Von einem Protest des Sozialdemokraten Ude und seinem Mitkämpfer, dem Grünen Hep Monatzeder ist nichts bekannt. Jetzt erst wagt sich Ude aus der Deckung, um den Kleinbürger Wildmoser abzuservieren. Ude will Wildmoser durch den ehem. Forschungs- und Kulturminister Zehetmair (CSU) ersetzen. Worin der Fußballsachverstand eines Zehetmair neben seiner konservativen politischen Haltung bestehen soll, darauf bleibt Ude jede Antwort schuldig. Sowohl Zehetmaier wie Ude wollen den Wildmoser Kurs etwas weniger „barock“ fortsetzen.

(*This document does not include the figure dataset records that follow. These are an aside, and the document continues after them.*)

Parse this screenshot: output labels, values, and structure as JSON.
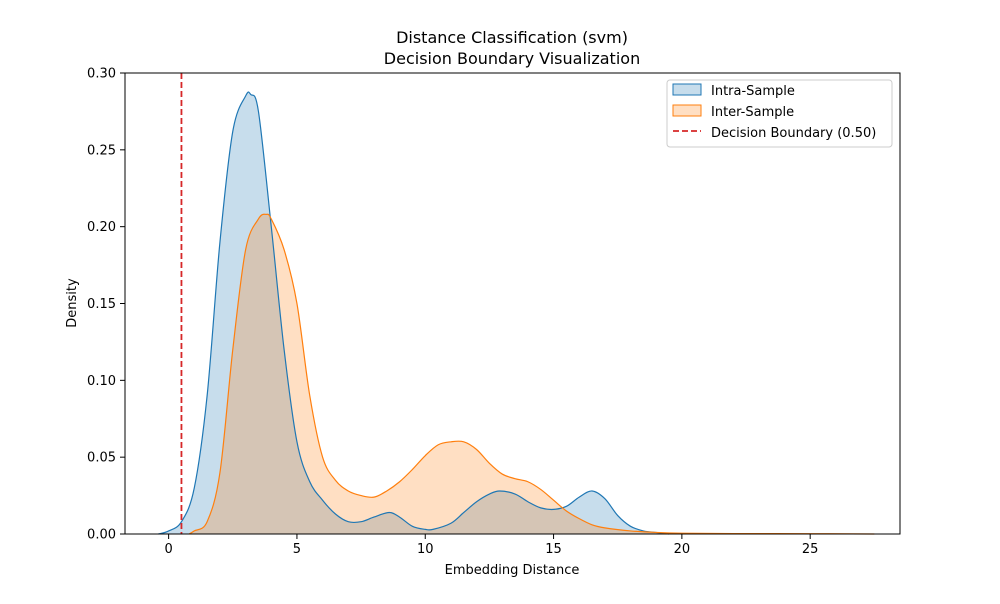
{
  "chart_data": {
    "type": "area",
    "title": "Distance Classification (svm)",
    "subtitle": "Decision Boundary Visualization",
    "xlabel": "Embedding Distance",
    "ylabel": "Density",
    "xlim": [
      -1.7,
      28.5
    ],
    "ylim": [
      0,
      0.3
    ],
    "x_ticks": [
      0,
      5,
      10,
      15,
      20,
      25
    ],
    "y_ticks": [
      0.0,
      0.05,
      0.1,
      0.15,
      0.2,
      0.25,
      0.3
    ],
    "x_tick_labels": [
      "0",
      "5",
      "10",
      "15",
      "20",
      "25"
    ],
    "y_tick_labels": [
      "0.00",
      "0.05",
      "0.10",
      "0.15",
      "0.20",
      "0.25",
      "0.30"
    ],
    "grid": false,
    "legend_position": "top-right",
    "series": [
      {
        "name": "Intra-Sample",
        "color": "#1f77b4",
        "x": [
          -0.4,
          0,
          0.5,
          1,
          1.5,
          2,
          2.5,
          3,
          3.2,
          3.5,
          4,
          4.5,
          5,
          5.5,
          6,
          6.5,
          7,
          7.5,
          8,
          8.6,
          9,
          9.5,
          10,
          10.3,
          11,
          11.5,
          12,
          12.5,
          12.9,
          13.5,
          14,
          14.5,
          15,
          15.5,
          16,
          16.5,
          17,
          17.5,
          18,
          18.5,
          19,
          19.5
        ],
        "values": [
          0.0,
          0.002,
          0.008,
          0.03,
          0.09,
          0.19,
          0.262,
          0.285,
          0.286,
          0.275,
          0.2,
          0.12,
          0.06,
          0.034,
          0.022,
          0.013,
          0.008,
          0.008,
          0.011,
          0.014,
          0.011,
          0.005,
          0.003,
          0.003,
          0.007,
          0.014,
          0.021,
          0.026,
          0.028,
          0.026,
          0.021,
          0.017,
          0.016,
          0.018,
          0.024,
          0.028,
          0.023,
          0.012,
          0.005,
          0.002,
          0.001,
          0.0
        ]
      },
      {
        "name": "Inter-Sample",
        "color": "#ff7f0e",
        "x": [
          0.8,
          1,
          1.5,
          2,
          2.5,
          3,
          3.5,
          3.8,
          4,
          4.5,
          5,
          5.5,
          6,
          6.5,
          7,
          7.5,
          8,
          8.5,
          9,
          9.5,
          10,
          10.5,
          11,
          11.5,
          12,
          12.5,
          13,
          13.5,
          14,
          14.5,
          15,
          15.5,
          16,
          16.5,
          17,
          18,
          19,
          20,
          22,
          25,
          27.5
        ],
        "values": [
          0.0,
          0.002,
          0.008,
          0.04,
          0.12,
          0.185,
          0.205,
          0.208,
          0.205,
          0.185,
          0.15,
          0.09,
          0.05,
          0.035,
          0.028,
          0.025,
          0.024,
          0.028,
          0.034,
          0.042,
          0.051,
          0.058,
          0.06,
          0.06,
          0.055,
          0.046,
          0.039,
          0.036,
          0.034,
          0.029,
          0.022,
          0.015,
          0.01,
          0.006,
          0.004,
          0.002,
          0.001,
          0.0005,
          0.0003,
          0.0002,
          0.0
        ]
      }
    ],
    "decision_boundary": {
      "label": "Decision Boundary (0.50)",
      "x": 0.5,
      "color": "#d62728"
    }
  }
}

Die Racheaktionen von Ude gegen den Reaktionär Wildmoser macht letzteren beinahe wieder sympathisch. Auch für eine Figur wie Wildmoser hat bis zu seiner rechtskräftigen Verurteilung nach dem bürgerlichen Recht die Unschuldsvermutung zu gelten. Für Ude ist Wildmoser bereits überführt, Ude setzt als gelernter Jurist die Unschuldsvermutung außer Kraft. Statt Wildmoser wegen seiner Vereinspolitik zu attackieren, setzen Ude und Konsorten das bürgerliche Recht außer Kraft. Der Weg für wahre Löwen Fans muß es sein, sowohl gegen Wildmoser, Zehetmair und Ude zu kämpfen. Es gilt, sich aus der Umklammerung durch den FC-Bayern zu befreien und den Ball wieder in den Rahmen einer demokratischen antirassistischen „Leitkultur“ rollen zu lassen.